Good corporate law advice means developing a custom-tailored solution from the various opportunities provided by law.
Partnership and Corporate Law.
We advise German and international companies, their managing bodies and shareholders on all aspects of corporate law. This includes the entire scope of partnership law, in particular, the law of limited partnerships, silent partnerships and limited partnerships with a limited liability company as a general partner (e.g. GmbH & Co. KGs), stock corporations, limited liability companies, cooperative and group law as well as joint ventures and the ongoing management of corporate law agreements.
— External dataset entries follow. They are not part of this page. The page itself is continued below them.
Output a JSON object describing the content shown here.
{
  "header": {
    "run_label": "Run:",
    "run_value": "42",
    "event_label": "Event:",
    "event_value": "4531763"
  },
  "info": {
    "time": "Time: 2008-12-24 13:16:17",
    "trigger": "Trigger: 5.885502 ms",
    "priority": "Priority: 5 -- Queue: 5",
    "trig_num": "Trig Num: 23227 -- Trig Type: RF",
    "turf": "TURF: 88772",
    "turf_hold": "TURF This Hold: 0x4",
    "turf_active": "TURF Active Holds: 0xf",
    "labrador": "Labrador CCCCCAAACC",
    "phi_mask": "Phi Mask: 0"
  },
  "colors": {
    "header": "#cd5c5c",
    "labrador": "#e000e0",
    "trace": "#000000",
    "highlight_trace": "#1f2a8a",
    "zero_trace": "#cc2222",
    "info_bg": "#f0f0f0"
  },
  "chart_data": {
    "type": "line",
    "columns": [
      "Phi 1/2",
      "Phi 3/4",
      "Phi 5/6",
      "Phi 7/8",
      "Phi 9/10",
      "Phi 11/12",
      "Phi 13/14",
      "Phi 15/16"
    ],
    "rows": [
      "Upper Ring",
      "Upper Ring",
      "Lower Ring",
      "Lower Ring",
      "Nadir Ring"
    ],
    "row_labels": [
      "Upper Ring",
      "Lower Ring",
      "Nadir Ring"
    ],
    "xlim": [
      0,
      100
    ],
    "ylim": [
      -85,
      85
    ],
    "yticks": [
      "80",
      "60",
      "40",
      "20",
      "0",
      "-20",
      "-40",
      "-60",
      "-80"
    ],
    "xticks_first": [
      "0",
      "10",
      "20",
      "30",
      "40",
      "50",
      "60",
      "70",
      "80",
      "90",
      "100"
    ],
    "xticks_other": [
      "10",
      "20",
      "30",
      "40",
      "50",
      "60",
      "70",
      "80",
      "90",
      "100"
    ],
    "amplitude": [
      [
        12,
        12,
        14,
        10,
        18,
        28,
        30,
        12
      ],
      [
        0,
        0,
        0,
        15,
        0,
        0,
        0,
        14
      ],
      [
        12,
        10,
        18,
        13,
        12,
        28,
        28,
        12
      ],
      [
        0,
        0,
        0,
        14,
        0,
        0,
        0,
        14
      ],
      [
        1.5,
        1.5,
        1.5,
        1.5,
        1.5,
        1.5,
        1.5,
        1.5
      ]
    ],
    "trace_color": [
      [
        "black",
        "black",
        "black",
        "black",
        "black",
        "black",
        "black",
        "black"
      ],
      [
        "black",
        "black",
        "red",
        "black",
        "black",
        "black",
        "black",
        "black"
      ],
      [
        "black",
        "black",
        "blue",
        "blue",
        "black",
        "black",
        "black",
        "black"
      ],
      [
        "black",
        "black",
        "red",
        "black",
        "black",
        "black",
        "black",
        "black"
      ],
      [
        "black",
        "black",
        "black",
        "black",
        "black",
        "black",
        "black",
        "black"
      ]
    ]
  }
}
We assist in the formation of companies and subesequent restructurings, the drafting of corporate governance documents and all structural and capital measures. This includes, inter alia, transformations, mergers and demergers and the conclusion and implementation of intercompany agreements. If a company is to be terminated, we provide competent support in its liquidation.
We fully and completely identify with the objectives of our clients and try to understand their companies as best as possible.
We have extensive experience in preparing articles of association, rules of procedure and shareholders’ agreements and have drafted, implemented and defended as well as contested such in court frequently in many years of activity. We know customary restructuring models for establishing supervisory and advisory boards, shareholder committees and various dealings with groups of shareholders, and have prepared and negotiated them multiple times.
In all of these measures, we are dedicated to the economic aims of our clients, develop required structures with them and implement them efficiently and cost-effectively. We see our job as a creative process and look beyond the existing corporate law realm as well.
We also support in the preparation and execution of shareholders’ and annual general meetings. For publicly listed companies, this also includes the entire management of the meetings, dealing with critical shareholders and notification and publication requirements in accordance with the German Securities Trading Act as well as the German Stock Corporation Act.